Кинан смотрел на нее, а Эйслинн мысленно вернулась к словам Денни об опыте и возрасте и признала, что Денни прав. Если Кинан не смягчится, что ей с того? Он провел большую часть своей девятисотлетней жизни, соблазняя одну девушку за другой. Все они погибали.
И ни одна из них не стала его королевой.
Во взгляде Кинана читалась печаль, но слова его мягче не стали:
– Лучше любить кого-то и знать, что он счастлив, чем уничтожить любимого. Проклясть любимого человека – это не доброта, Эйслинн. Я сожалел об этом каждый раз.
– Мы с Сетом другие. То, что Дония отталкивает тебя, не значит, что у нас не получится. У тебя еще тоже может получиться. Ты можешь все уладить.

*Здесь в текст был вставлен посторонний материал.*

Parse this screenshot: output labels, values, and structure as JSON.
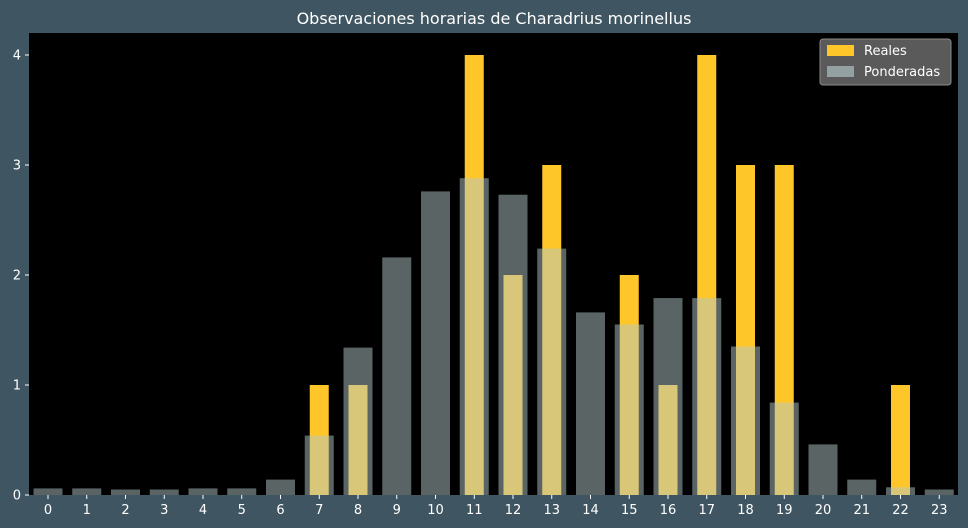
{
  "chart_data": {
    "type": "bar",
    "title": "Observaciones horarias de Charadrius morinellus",
    "xlabel": "",
    "ylabel": "",
    "categories": [
      "0",
      "1",
      "2",
      "3",
      "4",
      "5",
      "6",
      "7",
      "8",
      "9",
      "10",
      "11",
      "12",
      "13",
      "14",
      "15",
      "16",
      "17",
      "18",
      "19",
      "20",
      "21",
      "22",
      "23"
    ],
    "ylim": [
      0,
      4.2
    ],
    "yticks": [
      "0",
      "1",
      "2",
      "3",
      "4"
    ],
    "legend_position": "top-right",
    "grid": false,
    "series": [
      {
        "name": "Reales",
        "color": "#ffc629",
        "values": [
          0,
          0,
          0,
          0,
          0,
          0,
          0,
          1,
          1,
          0,
          0,
          4,
          2,
          3,
          0,
          2,
          1,
          4,
          3,
          3,
          0,
          0,
          1,
          0
        ]
      },
      {
        "name": "Ponderadas",
        "color": "#b4c7ca",
        "values": [
          0.06,
          0.06,
          0.05,
          0.05,
          0.06,
          0.06,
          0.14,
          0.54,
          1.34,
          2.16,
          2.76,
          2.88,
          2.73,
          2.24,
          1.66,
          1.55,
          1.79,
          1.79,
          1.35,
          0.84,
          0.46,
          0.14,
          0.07,
          0.05
        ]
      }
    ]
  }
}
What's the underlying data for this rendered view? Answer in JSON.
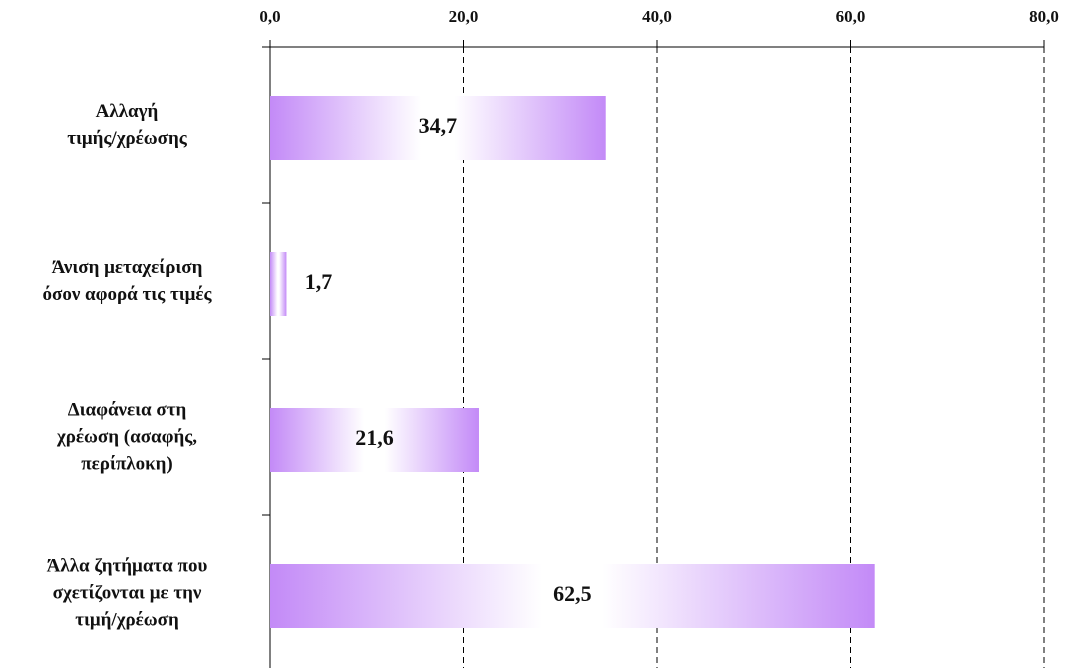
{
  "chart_data": {
    "type": "barh",
    "categories": [
      "Αλλαγή\nτιμής/χρέωσης",
      "Άνιση μεταχείριση\nόσον αφορά τις τιμές",
      "Διαφάνεια στη\nχρέωση (ασαφής,\nπερίπλοκη)",
      "Άλλα ζητήματα που\nσχετίζονται με την\nτιμή/χρέωση"
    ],
    "values": [
      34.7,
      1.7,
      21.6,
      62.5
    ],
    "value_labels": [
      "34,7",
      "1,7",
      "21,6",
      "62,5"
    ],
    "color": "#c38af7",
    "xlim": [
      0,
      80
    ],
    "xticks": [
      {
        "value": 0,
        "label": "0,0"
      },
      {
        "value": 20,
        "label": "20,0"
      },
      {
        "value": 40,
        "label": "40,0"
      },
      {
        "value": 60,
        "label": "60,0"
      },
      {
        "value": 80,
        "label": "80,0"
      }
    ],
    "grid": true
  }
}
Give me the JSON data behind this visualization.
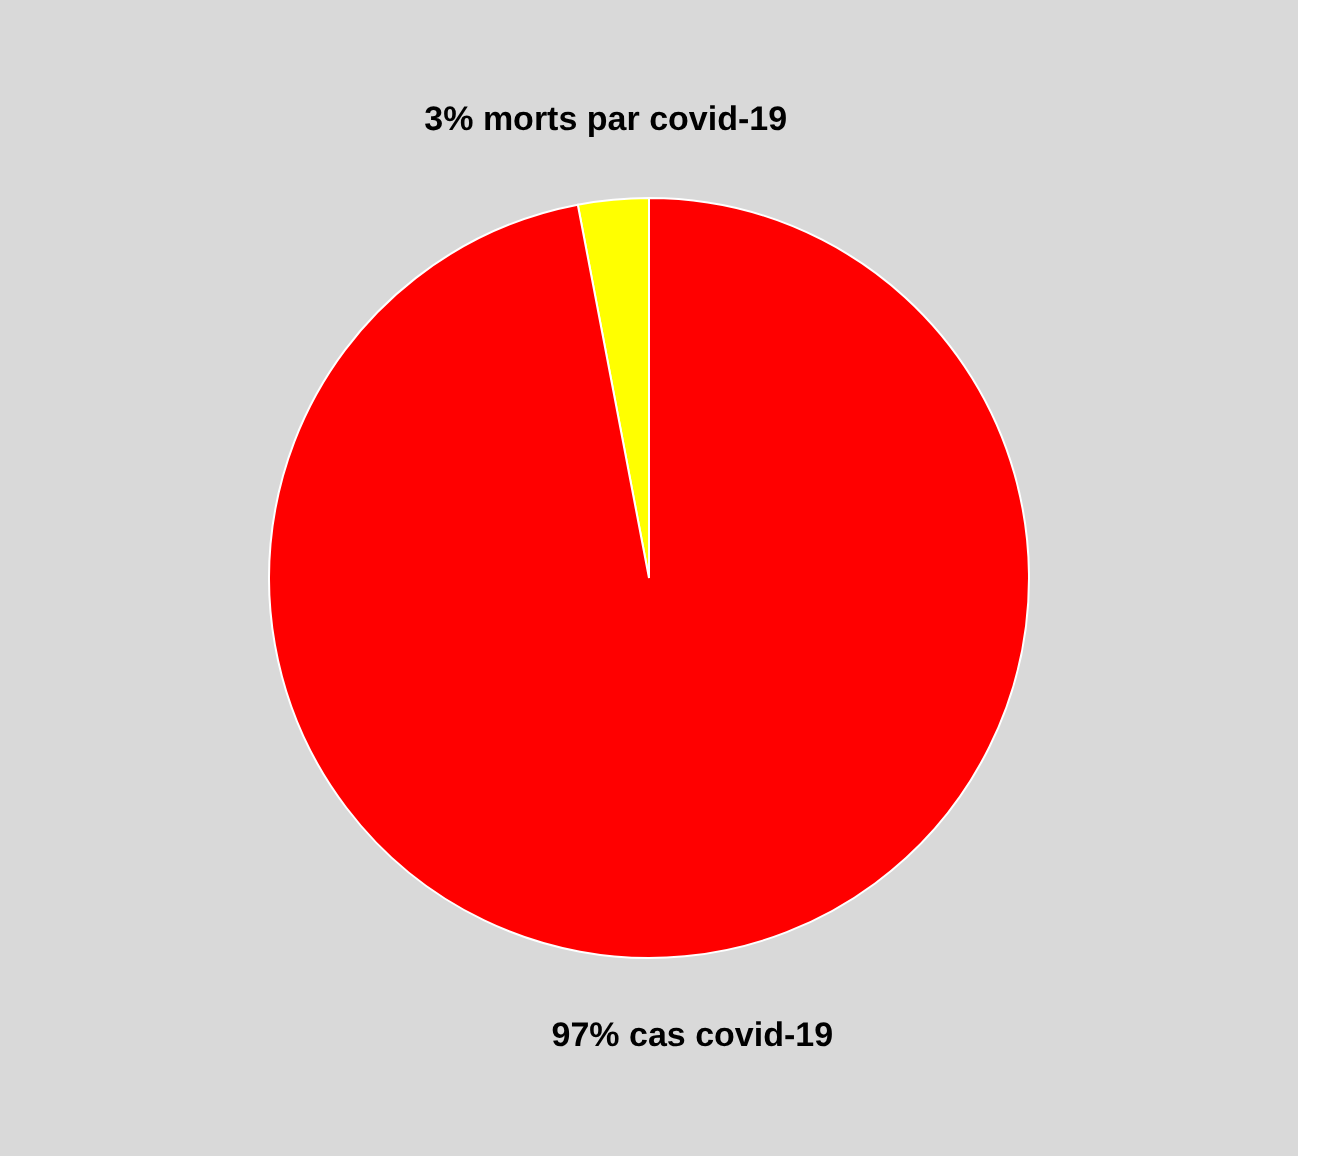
{
  "chart_data": {
    "type": "pie",
    "categories": [
      "morts par covid-19",
      "cas covid-19"
    ],
    "values": [
      3,
      97
    ],
    "colors": [
      "#ffff00",
      "#ff0000"
    ],
    "value_labels": [
      "3%",
      "97%"
    ],
    "legend": false
  }
}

– Я бы хотел, чтобы ты оказалась права – или приняла меня таким, какой я есть. Почему ты считаешь, что Дон отталкивает меня, Эш? Почему ты думаешь, что Сет хочет быть проклят? Они видят то, что ты отказываешься признавать. Ты и я – это неизбежность. – Кинан грустно улыбнулся. – Я не ошибаюсь и не стану помогать тебе совершить такую ошибку.
Эйслинн выбежала прочь из комнаты.
И совсем как в те времена, когда она была смертной, ей нужна была помощь фейри, возлюбленной Кинана. То, что Дония прощала ему любую ошибку, убедило Кинана, что любовь может все исправить. Возможно, это поможет и ей, Эйслинн. Если совсем повезет, если у него будет любовь Донии, Кинан перестанет преследовать ее. Они должны быть вместе.
Все будет хорошо, если Дония примет его обратно.
Эйслинн смутно помнила, как добралась до резиденции Зимней Королевы. До тех пор, пока она не оказалась на тихой улице в пригороде, она и не осознавала, сколько страхов терзают ее: не только из-за того, что случится, если Дония навсегда отвергнет Кинана, но и
Зимние фейри бесшумно двигались по заросшему терновником саду; заледенелые деревья и освещенные солнцем кусты отличали двор от зеленых садиков по соседству. Пока Эйслинн шла по улице, она заметила собак, лениво развалившихся на крыльце, девочку, загорающую в свое удовольствие, и больше цветов, чем ей приходилось видеть в своей жизни. Гибель Бейры и освобождение Кинана принесли в мир баланс, позволивший жизни процветать. Но в этом саду мороз никогда не ослабнет; смертные, проходящие мимо, отведут взгляд. Никто – ни смертный, ни фейри – не перейдет ледяную лужайку Зимней Королевы без ее согласия. Согласия, в котором она отказала Кинану.
Что я здесь делаю?
Кинану нужна Дония; они любят друг друга, а Эйслинн необходимо было напомнить им об этом. Бывшие смертные могут любить фейри.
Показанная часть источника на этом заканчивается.